Por supuesto, el dinero juega un papel en todo esto. Hay quienes argumentan que, dado que el gobierno federal paga a los estados cuando los niños están en hogares de acogida o de grupo, pero no hace lo mismo para compensarles por los servicios preventivos que mantienen a los niños fuera de esas situaciones, estamos incentivando efectivamente a los estados para que almacenen a los niños. Pero los asistentes sociales también tienen muchos incentivos para dejar a los niños en sus hogares: retirar a los niños es un marasmo burocrático que requiere audiencias judiciales y más papeleo, por no mencionar la necesidad de encontrar un lugar para el niño además del cubículo del asistente social.
Siempre podemos cambiar los incentivos financieros para intentar conseguir mejores resultados en el bienestar infantil, pero es difícil encontrar el equilibrio adecuado.
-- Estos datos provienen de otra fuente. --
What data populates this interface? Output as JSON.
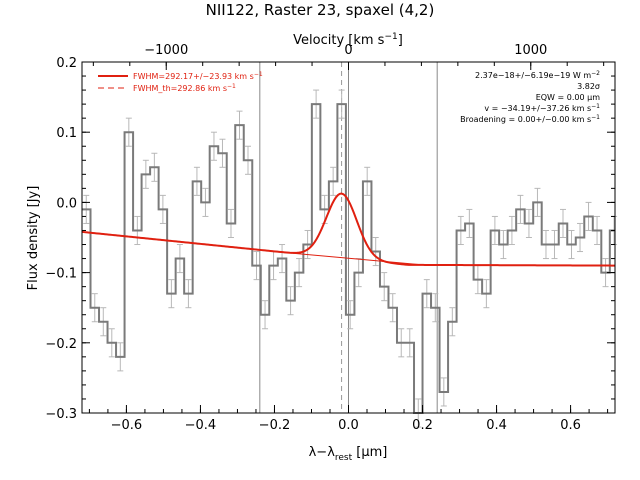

Pagar más cuando un sistema logra un menor número de niños en acogida suena bien, pero entonces el incentivo es dejar a los niños en hogares potencialmente peligrosos. Pagar cuando un estado logra un menor índice de maltrato podría ser un problema, ya que los investigadores podrían verse incentivados a «corroborar» menos acusaciones de abuso o negligencia. (Las tasas de repetición de maltrato podrían ser un mejor indicador.) Incluso pagar para mantener a los niños en familias y fuera de las instituciones puede llevar a todo tipo de resultados problemáticos.
El sistema de bienestar infantil plantea un complejo conjunto de problemas. Francamente, ninguno de nosotros confiaría el destino de nuestros propios hijos a una burocracia gubernamental. Y pocas grandes empresas o incluso organizaciones sin ánimo de lucro nos darían mucha confianza, tampoco. La mejor esperanza es que más familias estables, cariñosas y de clase media, rodeadas de comunidades religiosas (o de otro tipo) solidarias, se ofrezcan a acoger a los niños en régimen de acogida y responsabilicen a las agencias (tanto públicas como privadas) de tomar las mejores decisiones sobre su destino. Mientras tanto, sin embargo, culpar a la América corporativa de los problemas de la acogida sólo desviará nuestra atención de las reformas reales.
Naomi Schaefer Riley es miembro senior del Independent Women’s Forum y miembro residente del American Enterprise Institute.